You sell a currency with the expectation that its value will decrease and you can buy back at a lower value, benefiting from the difference.

The price at which the currency pair trades is based on the current exchange rate of the currencies in the pair, or the amount of the second currency that you would get in exchange for a unit of the first currency (for example, if you could exchange 1 EUR for 1.68 USD, the purchase and sale price your broker gives will be on either side of this number).
If the way brokers make a profit is by collecting the difference between the buy and sell prices of the currency pairs (the spread), the next logical question is: How much can a particular currency be expected to move? This depends on what the liquidity of the currency is like or how much is bought and sold at the same time.
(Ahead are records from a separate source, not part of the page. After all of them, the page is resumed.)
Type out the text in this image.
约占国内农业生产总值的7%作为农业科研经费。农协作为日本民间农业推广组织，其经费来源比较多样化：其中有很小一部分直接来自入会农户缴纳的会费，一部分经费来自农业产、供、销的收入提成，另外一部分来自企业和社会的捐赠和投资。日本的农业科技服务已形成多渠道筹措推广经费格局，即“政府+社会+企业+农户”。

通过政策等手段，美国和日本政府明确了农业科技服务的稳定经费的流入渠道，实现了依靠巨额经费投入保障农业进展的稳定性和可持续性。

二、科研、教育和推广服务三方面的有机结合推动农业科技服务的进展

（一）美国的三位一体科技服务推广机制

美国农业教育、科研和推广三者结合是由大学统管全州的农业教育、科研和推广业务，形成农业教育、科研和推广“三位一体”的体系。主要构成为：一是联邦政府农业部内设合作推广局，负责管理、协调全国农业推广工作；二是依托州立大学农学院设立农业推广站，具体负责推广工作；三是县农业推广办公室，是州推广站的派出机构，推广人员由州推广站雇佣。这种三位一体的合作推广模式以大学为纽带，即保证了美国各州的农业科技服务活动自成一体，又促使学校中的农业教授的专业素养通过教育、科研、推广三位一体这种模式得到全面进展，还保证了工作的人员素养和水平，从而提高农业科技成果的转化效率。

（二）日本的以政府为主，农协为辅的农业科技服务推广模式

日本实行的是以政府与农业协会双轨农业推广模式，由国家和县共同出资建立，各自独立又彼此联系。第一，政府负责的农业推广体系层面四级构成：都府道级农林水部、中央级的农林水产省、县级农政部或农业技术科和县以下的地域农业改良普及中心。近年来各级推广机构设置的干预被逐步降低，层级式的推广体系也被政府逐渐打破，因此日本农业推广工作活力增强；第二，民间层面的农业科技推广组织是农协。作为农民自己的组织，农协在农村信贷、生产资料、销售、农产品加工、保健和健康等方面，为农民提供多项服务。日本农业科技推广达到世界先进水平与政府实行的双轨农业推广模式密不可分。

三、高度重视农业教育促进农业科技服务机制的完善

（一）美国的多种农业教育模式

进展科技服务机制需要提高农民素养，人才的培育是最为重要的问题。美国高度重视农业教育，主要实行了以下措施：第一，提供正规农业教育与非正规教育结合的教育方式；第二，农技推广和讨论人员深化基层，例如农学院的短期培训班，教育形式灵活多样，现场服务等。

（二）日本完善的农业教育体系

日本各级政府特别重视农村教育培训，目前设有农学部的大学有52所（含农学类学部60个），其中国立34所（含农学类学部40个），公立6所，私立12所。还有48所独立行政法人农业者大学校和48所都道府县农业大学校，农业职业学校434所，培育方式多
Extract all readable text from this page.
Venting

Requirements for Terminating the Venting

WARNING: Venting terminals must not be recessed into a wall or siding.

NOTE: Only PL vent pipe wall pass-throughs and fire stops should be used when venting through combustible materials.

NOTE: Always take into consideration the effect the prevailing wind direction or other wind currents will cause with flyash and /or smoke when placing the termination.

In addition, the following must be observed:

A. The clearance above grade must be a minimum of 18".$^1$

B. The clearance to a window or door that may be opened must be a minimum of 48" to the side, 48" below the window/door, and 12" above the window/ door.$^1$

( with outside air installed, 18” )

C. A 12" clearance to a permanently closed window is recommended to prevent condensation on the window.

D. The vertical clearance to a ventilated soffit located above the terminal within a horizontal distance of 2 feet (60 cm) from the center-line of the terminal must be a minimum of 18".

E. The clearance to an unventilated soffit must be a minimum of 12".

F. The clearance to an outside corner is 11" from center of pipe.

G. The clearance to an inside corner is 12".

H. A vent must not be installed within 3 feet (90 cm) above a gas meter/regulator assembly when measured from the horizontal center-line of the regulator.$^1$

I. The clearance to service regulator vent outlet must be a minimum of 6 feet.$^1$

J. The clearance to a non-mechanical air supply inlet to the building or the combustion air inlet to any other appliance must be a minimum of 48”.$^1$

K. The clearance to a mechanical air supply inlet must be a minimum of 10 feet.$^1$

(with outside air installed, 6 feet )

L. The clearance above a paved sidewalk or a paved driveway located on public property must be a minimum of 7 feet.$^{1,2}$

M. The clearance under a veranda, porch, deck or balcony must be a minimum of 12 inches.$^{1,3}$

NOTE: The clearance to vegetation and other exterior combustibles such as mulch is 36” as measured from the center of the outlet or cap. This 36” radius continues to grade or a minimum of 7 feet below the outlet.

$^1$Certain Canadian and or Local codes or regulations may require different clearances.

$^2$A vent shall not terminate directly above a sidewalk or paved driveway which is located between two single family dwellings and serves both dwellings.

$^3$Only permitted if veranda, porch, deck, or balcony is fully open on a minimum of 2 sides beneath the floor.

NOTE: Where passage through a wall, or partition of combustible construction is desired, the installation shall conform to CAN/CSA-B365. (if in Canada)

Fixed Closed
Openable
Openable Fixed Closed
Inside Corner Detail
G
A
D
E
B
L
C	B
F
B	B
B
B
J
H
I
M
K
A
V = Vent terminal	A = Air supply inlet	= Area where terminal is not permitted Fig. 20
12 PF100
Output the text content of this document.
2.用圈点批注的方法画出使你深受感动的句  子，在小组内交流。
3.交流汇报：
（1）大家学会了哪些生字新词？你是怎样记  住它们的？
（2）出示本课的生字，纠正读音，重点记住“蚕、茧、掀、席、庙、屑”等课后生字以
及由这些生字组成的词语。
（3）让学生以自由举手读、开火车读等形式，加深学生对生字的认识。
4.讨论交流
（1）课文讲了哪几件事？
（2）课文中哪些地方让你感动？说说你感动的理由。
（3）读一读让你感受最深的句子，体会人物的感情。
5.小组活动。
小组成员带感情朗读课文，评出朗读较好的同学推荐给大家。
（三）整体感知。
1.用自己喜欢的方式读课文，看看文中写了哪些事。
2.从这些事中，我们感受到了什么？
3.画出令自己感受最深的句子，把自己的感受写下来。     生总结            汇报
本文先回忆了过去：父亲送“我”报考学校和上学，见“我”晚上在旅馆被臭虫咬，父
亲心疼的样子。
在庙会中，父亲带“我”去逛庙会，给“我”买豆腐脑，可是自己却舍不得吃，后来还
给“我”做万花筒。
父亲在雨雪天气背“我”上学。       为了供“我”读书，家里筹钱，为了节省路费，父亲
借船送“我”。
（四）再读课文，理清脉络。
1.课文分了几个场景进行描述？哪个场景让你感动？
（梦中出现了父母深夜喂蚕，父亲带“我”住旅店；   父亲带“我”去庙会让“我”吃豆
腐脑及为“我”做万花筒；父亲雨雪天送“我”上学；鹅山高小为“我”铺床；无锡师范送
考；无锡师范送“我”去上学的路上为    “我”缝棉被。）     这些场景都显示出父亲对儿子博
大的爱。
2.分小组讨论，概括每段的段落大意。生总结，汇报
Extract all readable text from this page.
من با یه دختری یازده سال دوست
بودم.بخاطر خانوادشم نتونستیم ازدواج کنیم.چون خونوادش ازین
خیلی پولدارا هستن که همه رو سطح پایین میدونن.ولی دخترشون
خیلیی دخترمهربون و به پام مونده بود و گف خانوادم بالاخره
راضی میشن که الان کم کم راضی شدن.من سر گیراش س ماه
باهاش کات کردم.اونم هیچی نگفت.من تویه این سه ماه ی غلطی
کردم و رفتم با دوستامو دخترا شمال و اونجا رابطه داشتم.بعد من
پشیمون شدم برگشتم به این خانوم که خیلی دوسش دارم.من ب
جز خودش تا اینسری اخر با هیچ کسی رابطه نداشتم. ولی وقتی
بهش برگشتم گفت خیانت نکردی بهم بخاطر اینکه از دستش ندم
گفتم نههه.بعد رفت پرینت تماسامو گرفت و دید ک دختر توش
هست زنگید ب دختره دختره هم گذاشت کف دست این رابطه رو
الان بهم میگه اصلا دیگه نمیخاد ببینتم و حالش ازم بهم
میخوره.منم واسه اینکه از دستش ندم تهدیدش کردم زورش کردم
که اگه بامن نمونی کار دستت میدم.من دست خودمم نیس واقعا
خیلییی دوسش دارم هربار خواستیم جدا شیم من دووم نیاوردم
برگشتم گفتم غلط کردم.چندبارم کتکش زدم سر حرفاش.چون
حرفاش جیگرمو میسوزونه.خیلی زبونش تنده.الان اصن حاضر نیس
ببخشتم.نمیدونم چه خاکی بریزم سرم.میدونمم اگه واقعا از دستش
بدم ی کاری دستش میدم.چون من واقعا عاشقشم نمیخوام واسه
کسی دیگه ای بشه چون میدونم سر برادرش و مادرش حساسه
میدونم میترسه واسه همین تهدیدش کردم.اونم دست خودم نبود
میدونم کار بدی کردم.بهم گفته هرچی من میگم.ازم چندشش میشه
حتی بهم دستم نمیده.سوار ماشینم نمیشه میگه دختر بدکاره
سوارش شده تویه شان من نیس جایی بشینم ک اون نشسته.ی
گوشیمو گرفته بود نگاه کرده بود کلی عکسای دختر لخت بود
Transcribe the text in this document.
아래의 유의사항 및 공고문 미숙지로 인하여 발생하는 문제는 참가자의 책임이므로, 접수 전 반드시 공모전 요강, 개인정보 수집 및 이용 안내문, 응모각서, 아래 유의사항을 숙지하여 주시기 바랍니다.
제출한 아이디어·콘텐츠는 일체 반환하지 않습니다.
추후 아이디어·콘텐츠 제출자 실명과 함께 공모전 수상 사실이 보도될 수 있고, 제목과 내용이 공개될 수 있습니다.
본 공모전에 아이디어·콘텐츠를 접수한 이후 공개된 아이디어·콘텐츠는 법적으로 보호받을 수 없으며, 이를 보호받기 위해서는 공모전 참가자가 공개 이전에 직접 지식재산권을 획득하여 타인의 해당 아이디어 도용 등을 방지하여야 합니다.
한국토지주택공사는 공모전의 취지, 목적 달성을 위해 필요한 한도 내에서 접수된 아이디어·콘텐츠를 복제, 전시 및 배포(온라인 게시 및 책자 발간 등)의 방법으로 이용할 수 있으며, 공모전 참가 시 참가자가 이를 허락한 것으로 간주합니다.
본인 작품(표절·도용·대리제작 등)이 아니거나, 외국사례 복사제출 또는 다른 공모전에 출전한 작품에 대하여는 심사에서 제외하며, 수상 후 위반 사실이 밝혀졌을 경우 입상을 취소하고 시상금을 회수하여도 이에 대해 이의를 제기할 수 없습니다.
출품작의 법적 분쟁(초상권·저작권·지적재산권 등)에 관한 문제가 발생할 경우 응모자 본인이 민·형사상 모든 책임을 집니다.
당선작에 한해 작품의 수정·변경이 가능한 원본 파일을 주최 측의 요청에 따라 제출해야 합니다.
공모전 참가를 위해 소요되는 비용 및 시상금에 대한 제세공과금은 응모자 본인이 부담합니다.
The most liquid currency pairs are those with the highest supply and demand in the Forex market. It is the banks, companies, importers, exporters and traders that generate this supply and demand.
The major currency pairs tend to be the most liquid, with the EUR / USD currency pair moving 90-120 pips on an average day and therefore providing the most opportunities for short-term trading. In contrast, the AUD / NZD pair moves between 50 and 60 pips per day, and the USD / HKD currency pair only moves at an average of 32 pips per day (looking at the value of the currency pairs, most will appear with five decimal points).
The main Forex pairs tend to be the most liquid. However, there are also many opportunities between minor and exotic currencies, especially if you have some specialized knowledge about a certain currency.